Sabía que tenía que ser práctica, o perdería la esperanza y me deslizaría a un estado de barbecho, y quizá ya no volvería a salir. Así que abrí la mininevera y el congelador y conté lo que había dentro: las Joltbar, las bebidas energéticas y los
snacks,
y los ChickieNobs congelados y el sucedáneo de pescado. Si comía sólo una tercera parte de cada comida en lugar de la mitad, y guardaba el resto en lugar de tirarlo al colector de basura, tendría suficiente para al menos seis semanas.

Había estado tratando de llamar a Amanda, pero ella no había respondido. Lo único que podía hacer era dejar mensajes de texto: «Ven al Scales.» Confiaba en que leería el mensaje y se daría cuenta de que algo iba mal, y entonces vendría al Scales y averiguaría la forma de abrir la puerta. Yo mantenía el móvil encendido en todo momento por si ella llamaba, pero cada vez que intentaba telefonearla o incluso enviarle un mensaje me salía S
in
servicio
. Una vez recibí un mensaje corto. «Estoy bien», pero los canales debían de haberse bloqueado con gente desesperada que trataba de localizar a sus familias, porque no recibí nada más.

Supongo que luego el volumen de llamadas menguaría al ir muriendo gente, y logré conectar. No había imagen, sólo su voz.

—¿Dónde estás tú? —pregunté.

Y ella dijo:

—He pillado un coche solar.
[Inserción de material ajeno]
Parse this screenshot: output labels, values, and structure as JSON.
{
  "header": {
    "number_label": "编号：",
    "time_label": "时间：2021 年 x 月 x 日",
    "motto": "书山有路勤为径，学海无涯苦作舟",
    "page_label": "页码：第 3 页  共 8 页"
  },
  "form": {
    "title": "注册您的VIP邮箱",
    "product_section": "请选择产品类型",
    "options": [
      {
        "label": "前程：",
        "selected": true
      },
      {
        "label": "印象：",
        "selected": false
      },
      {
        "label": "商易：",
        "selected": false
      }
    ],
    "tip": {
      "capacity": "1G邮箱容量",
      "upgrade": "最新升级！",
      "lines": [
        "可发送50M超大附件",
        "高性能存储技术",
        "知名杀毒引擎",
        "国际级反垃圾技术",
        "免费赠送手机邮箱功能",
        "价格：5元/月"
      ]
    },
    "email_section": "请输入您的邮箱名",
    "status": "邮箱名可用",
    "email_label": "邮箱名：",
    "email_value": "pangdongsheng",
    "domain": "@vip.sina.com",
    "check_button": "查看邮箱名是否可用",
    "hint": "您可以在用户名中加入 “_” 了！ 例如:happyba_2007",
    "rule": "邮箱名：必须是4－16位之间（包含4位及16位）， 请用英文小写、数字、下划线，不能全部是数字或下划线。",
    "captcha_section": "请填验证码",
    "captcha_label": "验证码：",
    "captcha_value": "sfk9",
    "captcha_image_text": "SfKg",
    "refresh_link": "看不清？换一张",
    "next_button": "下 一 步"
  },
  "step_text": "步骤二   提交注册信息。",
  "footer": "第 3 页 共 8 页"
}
Estoy en Ohio.

—No vayas a las ciudades —dije—. No dejes que te toque nadie.

Quería contarle lo que habían explicado en las noticias, pero se había perdido la cobertura. Después de eso no conseguí ni señal. Las torres de repetición habrían caído.
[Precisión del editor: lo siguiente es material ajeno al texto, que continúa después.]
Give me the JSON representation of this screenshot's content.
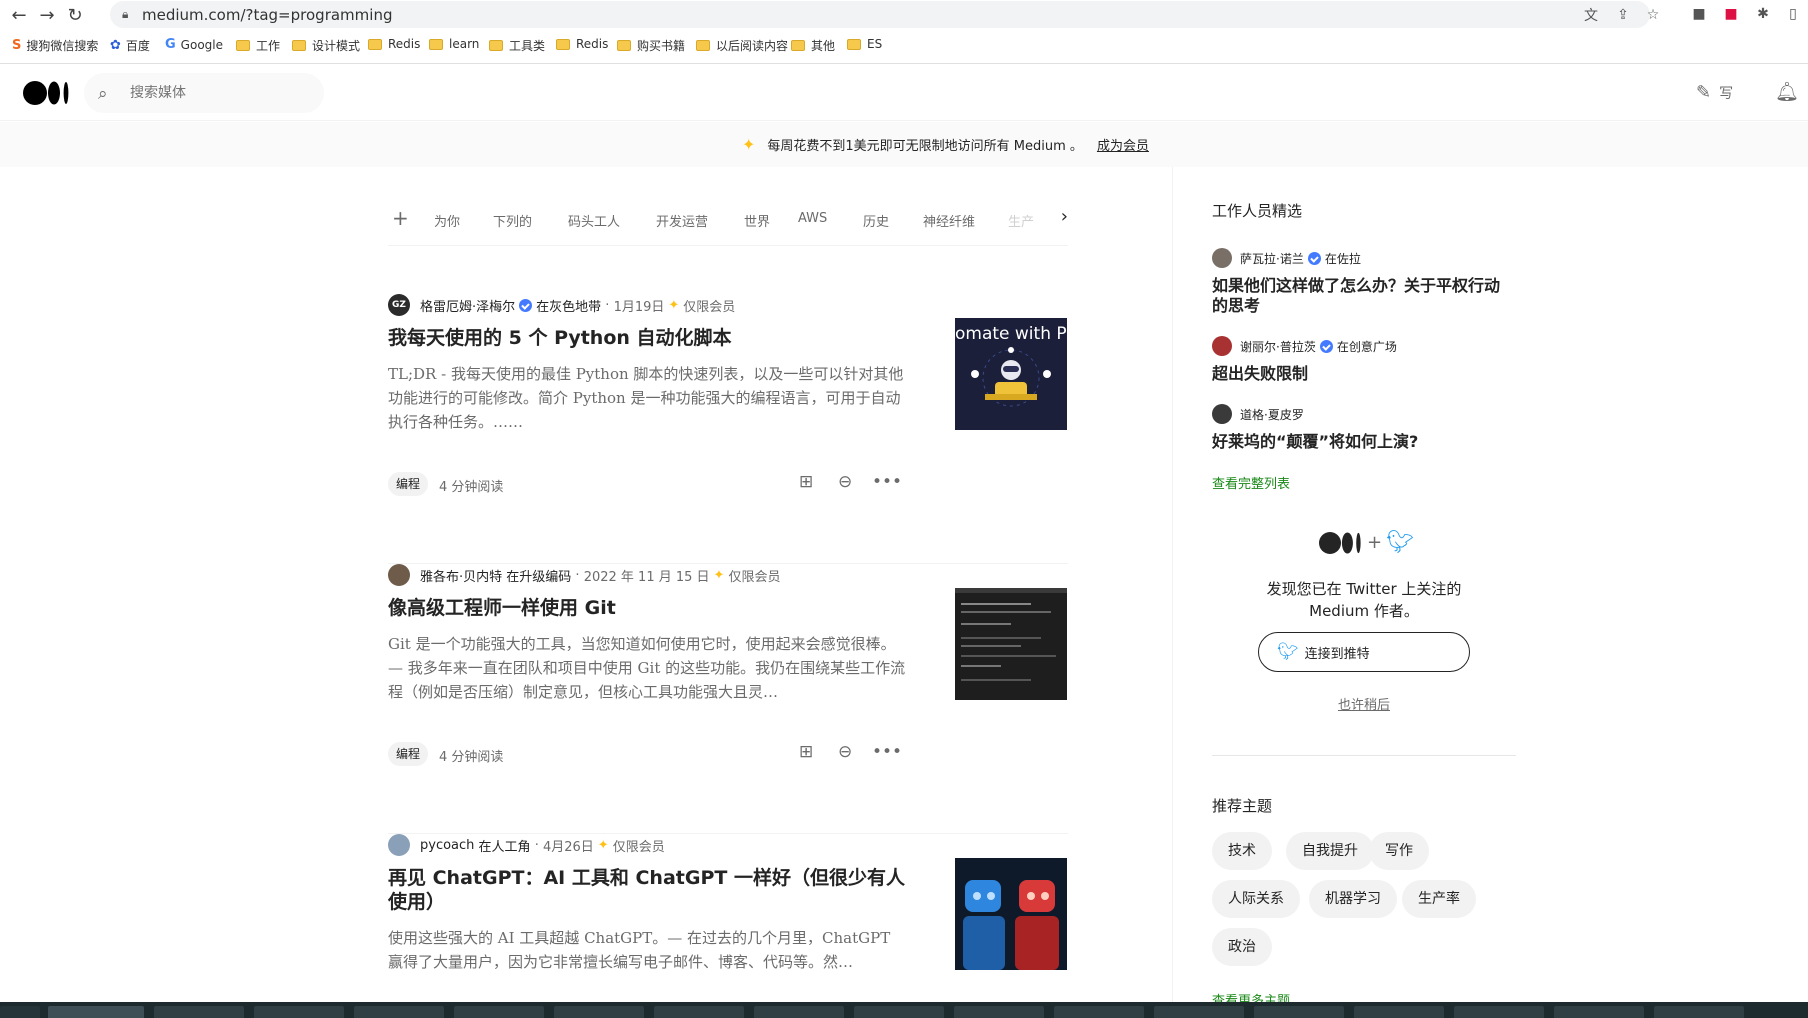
{
  "browser": {
    "url": "medium.com/?tag=programming",
    "bookmarks": [
      {
        "label": "搜狗微信搜索",
        "type": "sogou"
      },
      {
        "label": "百度",
        "type": "baidu"
      },
      {
        "label": "Google",
        "type": "google"
      },
      {
        "label": "工作",
        "type": "folder"
      },
      {
        "label": "设计模式",
        "type": "folder"
      },
      {
        "label": "Redis",
        "type": "folder"
      },
      {
        "label": "learn",
        "type": "folder"
      },
      {
        "label": "工具类",
        "type": "folder"
      },
      {
        "label": "Redis",
        "type": "folder"
      },
      {
        "label": "购买书籍",
        "type": "folder"
      },
      {
        "label": "以后阅读内容",
        "type": "folder"
      },
      {
        "label": "其他",
        "type": "folder"
      },
      {
        "label": "ES",
        "type": "folder"
      }
    ]
  },
  "header": {
    "search_placeholder": "搜索媒体",
    "write_label": "写"
  },
  "banner": {
    "text": "每周花费不到1美元即可无限制地访问所有 Medium 。",
    "link": "成为会员"
  },
  "tabs": [
    "为你",
    "下列的",
    "码头工人",
    "开发运营",
    "世界",
    "AWS",
    "历史",
    "神经纤维",
    "生产"
  ],
  "articles": [
    {
      "avatar_text": "GZ",
      "author": "格雷厄姆·泽梅尔",
      "publication": "在灰色地带",
      "date": "1月19日",
      "members": "仅限会员",
      "title": "我每天使用的 5 个 Python 自动化脚本",
      "subtitle": "TL;DR - 我每天使用的最佳 Python 脚本的快速列表，以及一些可以针对其他功能进行的可能修改。简介 Python 是一种功能强大的编程语言，可用于自动执行各种任务。……",
      "tag": "编程",
      "read_time": "4 分钟阅读",
      "thumb_text": "omate with Py"
    },
    {
      "author": "雅各布·贝内特",
      "publication": "在升级编码",
      "date": "2022 年 11 月 15 日",
      "members": "仅限会员",
      "title": "像高级工程师一样使用 Git",
      "subtitle": "Git 是一个功能强大的工具，当您知道如何使用它时，使用起来会感觉很棒。— 我多年来一直在团队和项目中使用 Git 的这些功能。我仍在围绕某些工作流程（例如是否压缩）制定意见，但核心工具功能强大且灵…",
      "tag": "编程",
      "read_time": "4 分钟阅读"
    },
    {
      "author": "pycoach",
      "publication": "在人工角",
      "date": "4月26日",
      "members": "仅限会员",
      "title": "再见 ChatGPT：AI 工具和 ChatGPT 一样好（但很少有人使用）",
      "subtitle": "使用这些强大的 AI 工具超越 ChatGPT。— 在过去的几个月里，ChatGPT 赢得了大量用户，因为它非常擅长编写电子邮件、博客、代码等。然…"
    }
  ],
  "sidebar": {
    "staff_picks_heading": "工作人员精选",
    "picks": [
      {
        "author": "萨瓦拉·诺兰",
        "verified": true,
        "publication": "在佐拉",
        "title": "如果他们这样做了怎么办？关于平权行动的思考"
      },
      {
        "author": "谢丽尔·普拉茨",
        "verified": true,
        "publication": "在创意广场",
        "title": "超出失败限制"
      },
      {
        "author": "道格·夏皮罗",
        "verified": false,
        "publication": "",
        "title": "好莱坞的“颠覆”将如何上演?"
      }
    ],
    "full_list_link": "查看完整列表",
    "twitter_text": "发现您已在 Twitter 上关注的 Medium 作者。",
    "twitter_button": "连接到推特",
    "maybe_later": "也许稍后",
    "topics_heading": "推荐主题",
    "topics": [
      "技术",
      "自我提升",
      "写作",
      "人际关系",
      "机器学习",
      "生产率",
      "政治"
    ],
    "more_topics": "查看更多主题"
  },
  "colors": {
    "accent_green": "#1a8917",
    "member_star": "#ffc017",
    "verified_blue": "#437aff",
    "twitter_blue": "#1d9bf0"
  }
}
Creas tu propia realidad, decían siempre los horóscopos, y los Jardineros también lo decían. Así que traté de crear la realidad de Amanda. Ahora iba vestida con su traje caqui del desierto. Ahora se había parado a beber agua. Ahora estaba arrancando una raíz y comiendo. Ahora estaba caminando otra vez. Se acercaba a mí, hora a hora. Ella no tendría la enfermedad, y nadie la mataría porque era muy lista y fuerte. Estaba sonriendo. Ahora estaba cantando. Pero sabía que sólo lo estaba imaginando.

51

No había visto a Amanda salvo al teléfono desde hacía mucho tiempo, cuando todavía no trabajaba en el Scales. Antes de eso, hubo un periodo en el cual ni siquiera había sabido dónde estaba. Perdí el contacto cuando Lucerne me tiró el teléfono morado, cuando todavía estaba viviendo en el complejo HelthWyzer. En ese momento pensé que nunca volvería a ver a Amanda, que había desaparecido de mi vida para siempre.
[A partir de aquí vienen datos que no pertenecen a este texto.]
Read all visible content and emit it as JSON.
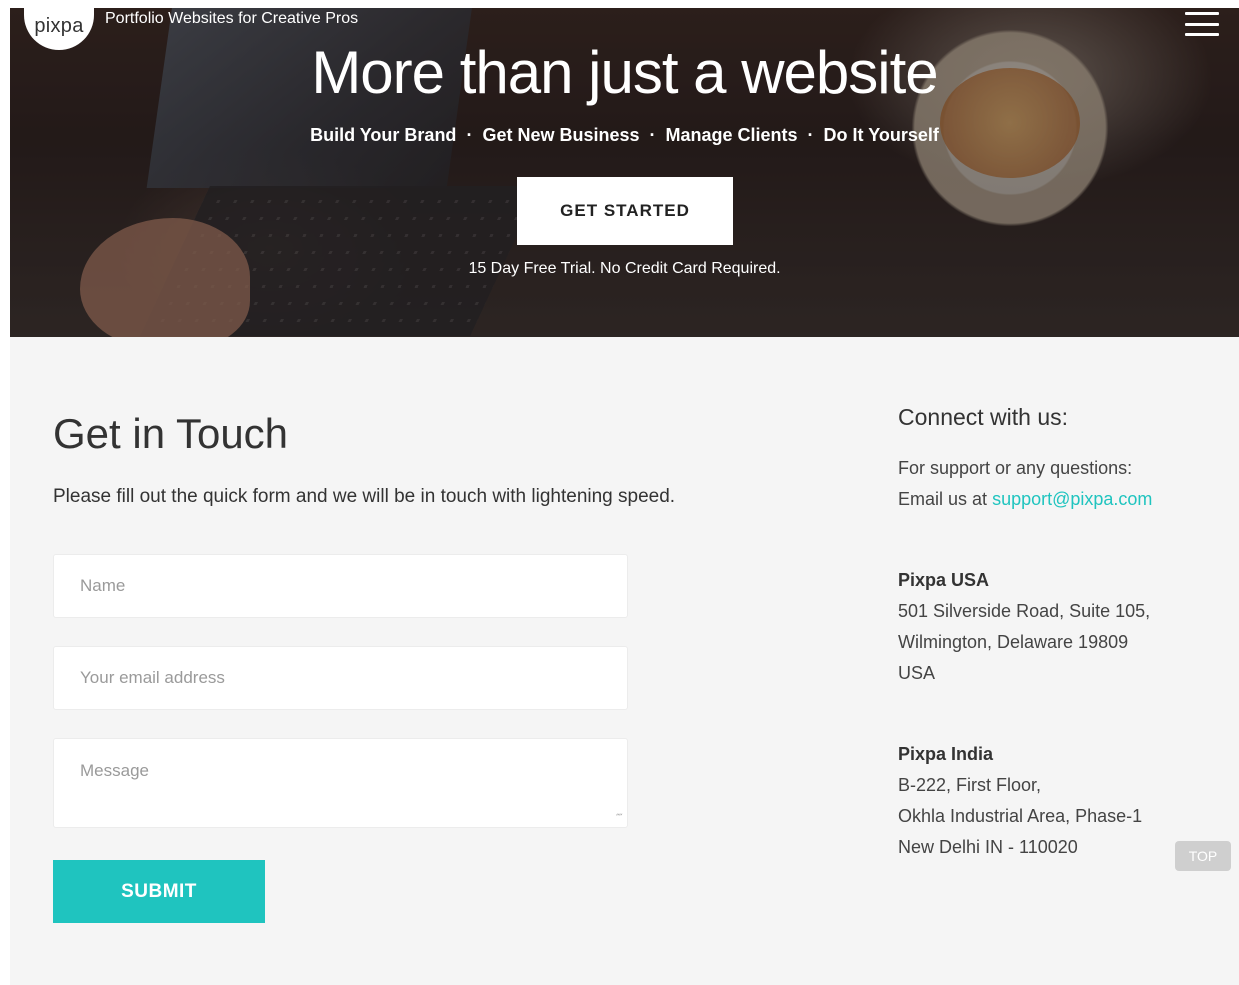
{
  "header": {
    "logo_text": "pixpa",
    "tagline": "Portfolio Websites for Creative Pros",
    "menu_icon": "hamburger-menu-icon"
  },
  "hero": {
    "title": "More than just a website",
    "features": [
      "Build Your Brand",
      "Get New Business",
      "Manage Clients",
      "Do It Yourself"
    ],
    "separator": "·",
    "cta_label": "GET STARTED",
    "trial_note": "15 Day Free Trial. No Credit Card Required."
  },
  "contact_form": {
    "title": "Get in Touch",
    "subtitle": "Please fill out the quick form and we will be in touch with lightening speed.",
    "name_placeholder": "Name",
    "email_placeholder": "Your email address",
    "message_placeholder": "Message",
    "submit_label": "SUBMIT"
  },
  "connect": {
    "title": "Connect with us:",
    "support_line": "For support or any questions:",
    "email_prefix": "Email us at",
    "email": "support@pixpa.com",
    "offices": [
      {
        "name": "Pixpa USA",
        "lines": [
          "501 Silverside Road, Suite 105,",
          "Wilmington, Delaware 19809",
          "USA"
        ]
      },
      {
        "name": "Pixpa India",
        "lines": [
          "B-222, First Floor,",
          "Okhla Industrial Area, Phase-1",
          "New Delhi IN - 110020"
        ]
      }
    ]
  },
  "top_button_label": "TOP",
  "colors": {
    "accent": "#1fc4bf",
    "background": "#f5f5f5"
  }
}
Eso era lo que todavía creía al sentarme en el tren bala que iba a llevarme a Academy. Me sentía muy sola y apenada: no sólo había perdido a Amanda. Había perdido todo lo que tenía algún significado en mi vida. Los Adanes y las Evas, o algunos de ellos, como Toby y Zeb. Amanda. Pero sobre todo, Jimmy. Había superado lo peor del daño que me había causado, pero quedaba un dolor sordo. Jimmy había sido muy dulce conmigo y luego me había excluido como si ni siquiera estuviera allí. Era una sensación fría y deprimente. Estaba tan abatida que hasta había renunciado a la idea de que podría volver a juntarme con Jimmy, en : me parecía una ensoñación inverosímil.